Efficiency of Long Lateral Mass Screws

J Clin Med. 2022 Mar 31;11(7):1953. doi: 10.3390/jcm11071953.


Introduction: Lateral mass screws (LMS) have been widely used for the posterior fusion of the cervical spine. Even though LMS are safe, the screws are short and postoperative fixation is uncertain. Therefore, we measured and reported a technique using long lateral mass screws (LLMS), a new method of screw insertion, using a Zed spine from LEXI (Tokyo, Japan). Materials and Methods: In this study, we evaluated the outcomes of 35 patients who underwent surgery using LLMS at our hospital from 2019 to 2021. Operative time, blood loss, complications, inserted screw length, screw length based on gender differences, and screw deviation rate were evaluated. The Mann−Whitney U test was used to determine the gender differences in screw length. Screw deviation was evaluated by postoperative CT and a Zed spine to determine the screw insertion angle. Results: The mean operative time was 185 ± 51 min (120−327 min), and the mean blood loss was 236 ± 316 g (10−1720 g). The total number of screws was 183. The screw length was 22.2 (16−28) mm for males and 20.8 (16−28) mm for females, with an average length of 21 ± 2.7 mm.
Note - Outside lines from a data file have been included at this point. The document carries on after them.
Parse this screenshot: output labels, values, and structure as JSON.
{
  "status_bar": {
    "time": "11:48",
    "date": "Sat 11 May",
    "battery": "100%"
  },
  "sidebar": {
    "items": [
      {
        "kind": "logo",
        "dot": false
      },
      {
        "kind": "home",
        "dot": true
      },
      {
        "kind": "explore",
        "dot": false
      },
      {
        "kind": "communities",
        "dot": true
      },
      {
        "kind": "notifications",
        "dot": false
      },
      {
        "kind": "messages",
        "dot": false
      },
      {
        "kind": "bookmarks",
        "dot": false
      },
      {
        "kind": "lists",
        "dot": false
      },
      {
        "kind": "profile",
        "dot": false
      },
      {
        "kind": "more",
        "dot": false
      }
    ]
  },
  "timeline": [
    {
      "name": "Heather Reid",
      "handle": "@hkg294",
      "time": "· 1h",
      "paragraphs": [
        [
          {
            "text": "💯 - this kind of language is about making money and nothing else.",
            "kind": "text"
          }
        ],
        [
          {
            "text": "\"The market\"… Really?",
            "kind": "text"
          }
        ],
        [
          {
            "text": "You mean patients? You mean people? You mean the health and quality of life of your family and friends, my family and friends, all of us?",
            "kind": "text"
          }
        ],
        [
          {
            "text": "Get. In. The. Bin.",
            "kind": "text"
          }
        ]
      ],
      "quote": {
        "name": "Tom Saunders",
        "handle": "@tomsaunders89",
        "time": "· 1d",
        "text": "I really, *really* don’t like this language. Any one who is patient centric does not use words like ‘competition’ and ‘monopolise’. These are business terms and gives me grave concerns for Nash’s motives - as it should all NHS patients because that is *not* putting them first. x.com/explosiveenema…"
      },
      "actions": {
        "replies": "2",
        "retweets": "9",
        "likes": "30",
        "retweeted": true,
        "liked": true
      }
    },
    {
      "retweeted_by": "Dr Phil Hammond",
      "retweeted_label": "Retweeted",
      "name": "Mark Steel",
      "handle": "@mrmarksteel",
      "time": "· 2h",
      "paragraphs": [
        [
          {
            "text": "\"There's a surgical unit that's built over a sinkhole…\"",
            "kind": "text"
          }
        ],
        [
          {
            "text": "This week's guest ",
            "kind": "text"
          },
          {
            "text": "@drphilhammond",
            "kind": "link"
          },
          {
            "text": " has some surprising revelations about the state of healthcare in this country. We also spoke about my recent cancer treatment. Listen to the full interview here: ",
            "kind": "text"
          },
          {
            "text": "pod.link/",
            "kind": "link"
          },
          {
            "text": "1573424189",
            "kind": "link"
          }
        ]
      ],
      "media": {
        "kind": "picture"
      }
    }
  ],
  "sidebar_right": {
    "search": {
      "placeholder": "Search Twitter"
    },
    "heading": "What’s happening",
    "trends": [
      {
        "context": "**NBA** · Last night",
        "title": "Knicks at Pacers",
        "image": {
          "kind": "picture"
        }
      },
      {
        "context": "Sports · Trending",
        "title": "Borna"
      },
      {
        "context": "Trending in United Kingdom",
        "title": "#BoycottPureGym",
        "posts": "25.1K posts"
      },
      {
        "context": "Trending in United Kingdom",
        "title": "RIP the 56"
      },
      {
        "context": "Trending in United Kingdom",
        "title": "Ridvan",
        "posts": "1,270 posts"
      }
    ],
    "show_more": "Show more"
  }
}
No gender differences were observed in terms of screw length (p > 0.01 NS). The number of deviated screws above G3 was one in the third cervical vertebra, three in the fourth cervical vertebra, one in the fifth cervical vertebra, and one in the sixth cervical vertebra. The number of deviated screws was 6 out of 183, and the deviation rate was 3.2%. Conclusions: In this study, the LLMS deviation rate was 3.2%, and strong fixation was possible without any complications. We measured the screw length and screw deviation rate in cases in which LLMS were actually inserted.

Keywords: cervical spine; lateral mass screw; posterior fusion.